Coração Valente: a luta de um órgão vital contra agressões variadas – da poluição ambiental ao coronavírus

Os números que descrevem o seu desempenho são superlativos: uma bomba que funciona ininterruptamente por mais de 80 anos (às vezes 100), um músculo que contrai mais de 3 bilhões de vezes para bombear 220 milhões de litros de sangue.
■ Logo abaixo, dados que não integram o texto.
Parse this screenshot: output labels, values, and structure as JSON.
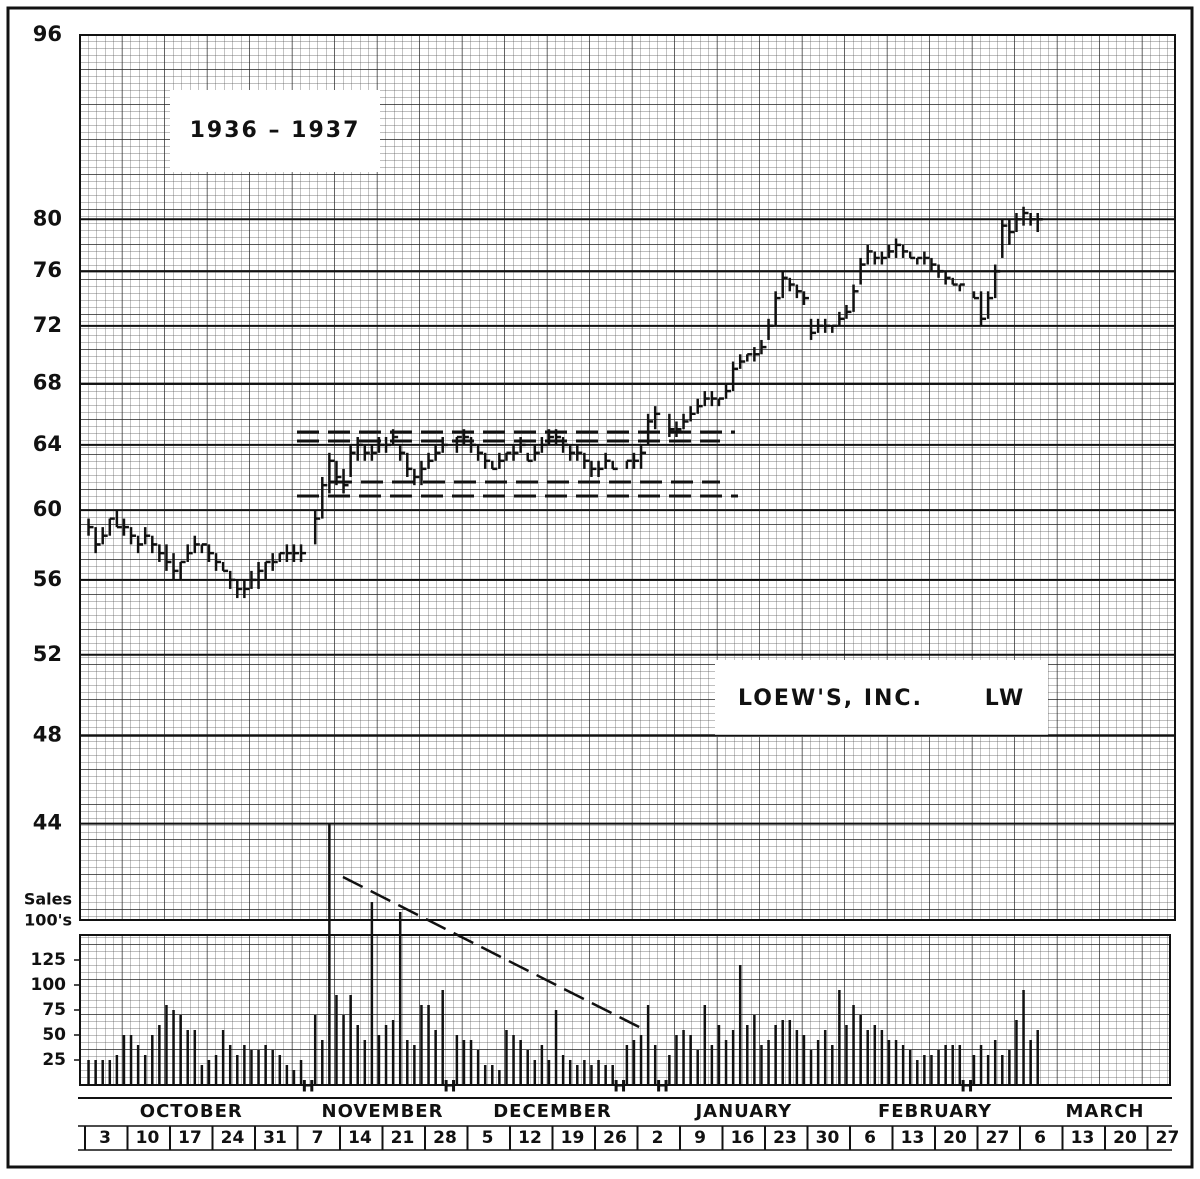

Um trabalho hercúleo feito da forma mais abnegada e arriscada possível: responsável por enviar sangue com oxigênio e nutrientes para todo o corpo, a “batida” do coração é uma contração muscular forte que esmaga todos os vasos existentes no seu interior para a sua própria alimentação. Só depois de alimentar todo o corpo, o coração relaxa e se alimenta rapidamente, ficando pronto para mais uma “batida”.

O olhar especializado deslumbra um grau de perfeição que torna impossível conter a exclamação: fantástico. Em todo o nosso corpo, os nervos são condutores privilegiados do estímulo elétrico mas, no coração, a Natureza faz o impossível: na região que separa as câmaras superiores (átrios) das inferiores (ventrículos), o tecido nervoso conduz o estímulo com velocidade reduzida para dar tempo aos ventrículos se encherem de sangue antes de disparar a “batida”.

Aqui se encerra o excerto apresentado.